一緒に画塾に行こうと美月を誘いに行った。周りなんて気にしない。もう我慢なんてしない。彼女は驚いた顔をしたけれど、一緒に来てくれた。陽が短くなってきたなぁと思いながら薄暗い道を歩き、駅を目指す。

彼女と別れた事を話すと、美月は動揺したような顔をして顔を歪めた。

「私のせいかな?」

消え入りそうな声で問う美月の目を見て、俺は首を振る。

「きっと色々噛み合わなくなってたんだと思う。」

「…そっか。」

美月は前を見据えて、寂しそうにぽつりと呟く。

「なんで上手くいかないんだろうね。」

彼女はそう言って涙を流した。本当に何でだろう。

「でもさぁ、自由を制限されるのってきついわ。」

例えそれが大切な人の望みだったとしても、受け入れられない事もある。

「…そうかもしれないね。」

俺たちの呟くような会話は薄暗い空に溶けていった。



志望大学に三人揃って現役合格できたのは、奇跡かもしれない。それ程の難関だったのだ。終わってみると、長かった様な短かった様な。ふわふわと地に足がついていない、現実感がない気分を味わう。

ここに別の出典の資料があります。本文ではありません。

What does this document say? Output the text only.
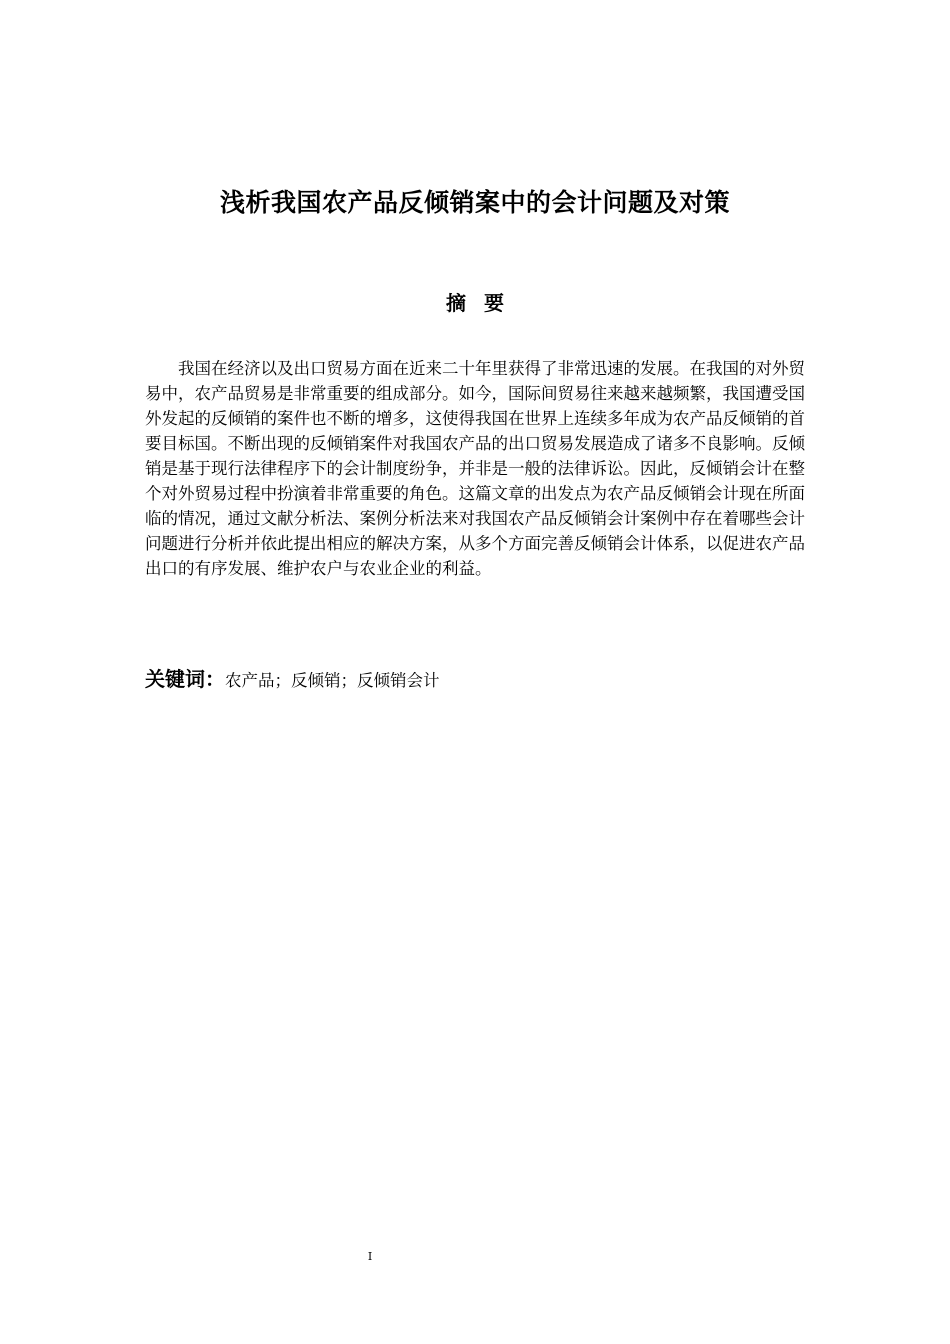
浅析我国农产品反倾销案中的会计问题及对策
摘要

我国在经济以及出口贸易方面在近来二十年里获得了非常迅速的发展。在我国的对外贸易中，农产品贸易是非常重要的组成部分。如今，国际间贸易往来越来越频繁，我国遭受国外发起的反倾销的案件也不断的增多，这使得我国在世界上连续多年成为农产品反倾销的首要目标国。不断出现的反倾销案件对我国农产品的出口贸易发展造成了诸多不良影响。反倾销是基于现行法律程序下的会计制度纷争，并非是一般的法律诉讼。因此，反倾销会计在整个对外贸易过程中扮演着非常重要的角色。这篇文章的出发点为农产品反倾销会计现在所面临的情况，通过文献分析法、案例分析法来对我国农产品反倾销会计案例中存在着哪些会计问题进行分析并依此提出相应的解决方案，从多个方面完善反倾销会计体系，以促进农产品出口的有序发展、维护农户与农业企业的利益。

关键词：农产品；反倾销；反倾销会计
I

人伝てに美優が他の男と付き合いだしたと聞いた。自分でもあっさりとその事実を受け入れてしまうのに驚く。全然動揺しなかったし、これ程気持ちが離れてしまっていたのかと気付いた。二人の道は離れてしまったけれど、お互い幸せならそれで良いんだろう。


打ち上げと称して、三人でファミレスで合格祝いをする。

「これからもよろしく!乾杯!」

ドリンクバーで祝杯をあげた。注文したハンバーグを食べながら、色々な話をする。大学のことや、春休みにバイトする事、免許を取る予定だとか話は尽きない。彼氏出来るかな?と葵と美月が楽しそうに話している。俺も彼女が欲しいなとぼんやり考えた。きっとこの三人とそれぞれ彼氏彼女が出来たら、楽しいかもしれないなと考える。みんなで一緒に過ごせたら賑やかだろうな。


これからも、この三人の友情がずっと続く事を願った。